Le casque et la plume. Les oreilles et le ciboulot. Ce sont les premiers outils du critique musical. Un drôle de boulot d’ailleurs, que RICHARD ROBERT n’en revient toujours pas d’exercer, après près de quinze au magazine les Inrockuptibles. Remarquable, tant par la justesse de ses « mots » que par l’étendue panoramique de ses goûts, cet amoureux sans borne de la chose musicale tente ici de préciser les contours un peu flous de cette activité étrange : écrire sur la musique…

Figure discrète de la critique musicale, il est une référence pour tous ceux qui apprécient son érudition modeste, le « souffle long » qui traverse ses écrits et cette langue singulière, mélodique, qui semble s’accorder sur mesure à la musique qu’elle décrit. Loin de la logorrhée tristement banale de certains chroniqueurs musicaux et de la hype branchouille parisienne, Richard Robert nous parle de musique et de son métier avec une gourmandise et une passion communicatives.

Richard Robert : Ça va ressembler à un gros pléonasme, à une évidence mais, lorsque j’écris à propos de musique, j’essaie de parler de musique ! (rires). C’est très basique mais ça n’est pas si évident de cerner en quelques mots la réalité d’un oeuvre musicale. J’évite de m’attarder sur ce qui entoure la musique parce qu’au fond ça n’est pas tellement le sujet. J’essaie vraiment de me poser la question de qui me parle, que me dit-on, comment, pourquoi, d’où ça vient ? Il ne s’agit pas de parler de soi, de se mettre en scène. Le sujet de la chronique, ça n’est pas celui qui l’écrit. Ce sont les artistes que l’on met en lumière, pas nous.

L’exercice de la critique exige une certaine humilité ?

Nous ne sommes pas les héros de l’histoire.

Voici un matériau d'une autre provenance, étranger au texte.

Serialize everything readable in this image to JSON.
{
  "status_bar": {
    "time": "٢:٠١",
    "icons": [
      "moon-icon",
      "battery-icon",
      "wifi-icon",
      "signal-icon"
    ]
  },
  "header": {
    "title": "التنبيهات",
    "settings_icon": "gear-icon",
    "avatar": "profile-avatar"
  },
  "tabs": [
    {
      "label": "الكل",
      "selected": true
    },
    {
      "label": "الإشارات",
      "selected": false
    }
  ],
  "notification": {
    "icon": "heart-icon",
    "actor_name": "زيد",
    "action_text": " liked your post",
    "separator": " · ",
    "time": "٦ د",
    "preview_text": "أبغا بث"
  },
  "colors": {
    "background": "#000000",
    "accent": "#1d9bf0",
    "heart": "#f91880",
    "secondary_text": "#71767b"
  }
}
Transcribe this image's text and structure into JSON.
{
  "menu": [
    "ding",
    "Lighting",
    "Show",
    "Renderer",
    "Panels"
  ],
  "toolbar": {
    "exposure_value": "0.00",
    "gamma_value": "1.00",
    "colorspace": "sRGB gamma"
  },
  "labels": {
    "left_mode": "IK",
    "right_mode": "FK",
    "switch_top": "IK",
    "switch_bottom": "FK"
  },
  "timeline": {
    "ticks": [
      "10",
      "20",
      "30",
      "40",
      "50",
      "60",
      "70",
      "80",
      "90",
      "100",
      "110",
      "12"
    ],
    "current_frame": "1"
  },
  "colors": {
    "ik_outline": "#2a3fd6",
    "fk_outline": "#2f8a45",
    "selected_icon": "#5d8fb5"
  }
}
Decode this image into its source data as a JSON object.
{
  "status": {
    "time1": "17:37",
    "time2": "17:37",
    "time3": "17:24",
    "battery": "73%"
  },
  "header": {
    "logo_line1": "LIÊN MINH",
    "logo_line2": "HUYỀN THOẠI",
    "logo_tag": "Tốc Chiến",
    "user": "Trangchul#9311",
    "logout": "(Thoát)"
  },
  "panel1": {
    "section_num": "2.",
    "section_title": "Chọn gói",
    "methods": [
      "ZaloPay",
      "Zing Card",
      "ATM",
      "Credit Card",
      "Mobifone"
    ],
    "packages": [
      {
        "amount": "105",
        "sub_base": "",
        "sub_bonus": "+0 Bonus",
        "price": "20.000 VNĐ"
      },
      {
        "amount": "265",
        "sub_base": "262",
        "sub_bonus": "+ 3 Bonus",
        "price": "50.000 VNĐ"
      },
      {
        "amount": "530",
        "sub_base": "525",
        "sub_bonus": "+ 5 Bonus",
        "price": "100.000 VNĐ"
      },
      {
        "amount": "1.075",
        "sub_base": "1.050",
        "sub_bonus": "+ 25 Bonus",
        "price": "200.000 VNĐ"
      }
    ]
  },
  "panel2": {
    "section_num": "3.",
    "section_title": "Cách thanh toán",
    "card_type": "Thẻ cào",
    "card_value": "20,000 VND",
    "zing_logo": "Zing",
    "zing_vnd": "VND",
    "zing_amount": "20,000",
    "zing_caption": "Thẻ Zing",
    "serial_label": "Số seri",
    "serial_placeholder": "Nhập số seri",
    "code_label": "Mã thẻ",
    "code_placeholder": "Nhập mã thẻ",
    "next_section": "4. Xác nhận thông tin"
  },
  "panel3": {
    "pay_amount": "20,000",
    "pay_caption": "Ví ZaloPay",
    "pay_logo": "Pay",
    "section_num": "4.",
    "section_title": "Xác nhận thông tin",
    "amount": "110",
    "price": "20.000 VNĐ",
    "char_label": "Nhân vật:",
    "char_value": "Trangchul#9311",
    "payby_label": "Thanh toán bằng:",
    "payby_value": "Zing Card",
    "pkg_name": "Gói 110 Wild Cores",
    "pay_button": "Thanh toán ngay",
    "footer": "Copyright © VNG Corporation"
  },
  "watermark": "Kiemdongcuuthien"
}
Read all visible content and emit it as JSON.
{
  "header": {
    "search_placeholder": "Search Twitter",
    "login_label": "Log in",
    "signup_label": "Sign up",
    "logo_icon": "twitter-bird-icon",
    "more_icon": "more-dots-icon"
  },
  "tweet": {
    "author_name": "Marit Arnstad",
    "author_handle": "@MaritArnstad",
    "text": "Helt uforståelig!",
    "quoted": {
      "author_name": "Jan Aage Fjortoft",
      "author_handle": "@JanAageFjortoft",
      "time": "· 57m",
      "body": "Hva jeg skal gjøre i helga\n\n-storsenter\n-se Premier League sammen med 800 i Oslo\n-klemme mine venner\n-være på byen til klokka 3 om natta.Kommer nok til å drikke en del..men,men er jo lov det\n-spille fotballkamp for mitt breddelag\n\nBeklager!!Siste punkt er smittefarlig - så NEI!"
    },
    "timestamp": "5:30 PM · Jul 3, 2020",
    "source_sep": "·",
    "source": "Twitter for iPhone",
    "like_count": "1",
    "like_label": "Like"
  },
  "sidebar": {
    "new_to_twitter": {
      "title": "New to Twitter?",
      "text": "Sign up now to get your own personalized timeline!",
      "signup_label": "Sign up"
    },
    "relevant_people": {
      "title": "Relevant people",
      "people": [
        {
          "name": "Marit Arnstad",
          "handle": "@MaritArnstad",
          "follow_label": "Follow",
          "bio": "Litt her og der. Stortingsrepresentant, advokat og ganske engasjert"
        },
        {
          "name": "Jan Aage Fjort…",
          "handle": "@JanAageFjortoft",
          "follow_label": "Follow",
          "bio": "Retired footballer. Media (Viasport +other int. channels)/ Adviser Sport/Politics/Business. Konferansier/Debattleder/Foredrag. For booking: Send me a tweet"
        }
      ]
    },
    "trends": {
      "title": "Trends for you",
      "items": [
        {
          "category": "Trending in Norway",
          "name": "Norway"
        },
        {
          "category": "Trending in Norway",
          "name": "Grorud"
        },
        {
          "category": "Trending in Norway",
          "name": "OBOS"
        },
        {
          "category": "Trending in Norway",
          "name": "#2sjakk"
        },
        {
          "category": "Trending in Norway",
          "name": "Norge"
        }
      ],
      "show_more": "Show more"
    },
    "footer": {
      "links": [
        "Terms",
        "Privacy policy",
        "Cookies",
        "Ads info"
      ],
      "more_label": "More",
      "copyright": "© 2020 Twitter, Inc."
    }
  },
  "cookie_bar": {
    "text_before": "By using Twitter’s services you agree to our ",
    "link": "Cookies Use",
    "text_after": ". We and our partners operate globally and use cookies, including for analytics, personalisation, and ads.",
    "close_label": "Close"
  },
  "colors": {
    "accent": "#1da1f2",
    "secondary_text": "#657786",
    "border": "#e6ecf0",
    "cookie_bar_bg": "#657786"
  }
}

On est juste là pour passer les plats. De préférence, il faut mieux que ça soit de bons plats, et qu’on les fasse passer de la meilleure façon possible. Une chronique est une oeuvre, dans un certain sens… Mais il ne faut pas oublier qu’un article est éphémère. Ce sont des choses qui passent. Nous sommes des passeurs, qui ne faisons que passer…

Tu parles du risque de parler de soi, mais il y a aussi celui de faire des bons mots, de privilégier le style au sens, de se faire valoir, genre : « regardez comme j’écris bien » ?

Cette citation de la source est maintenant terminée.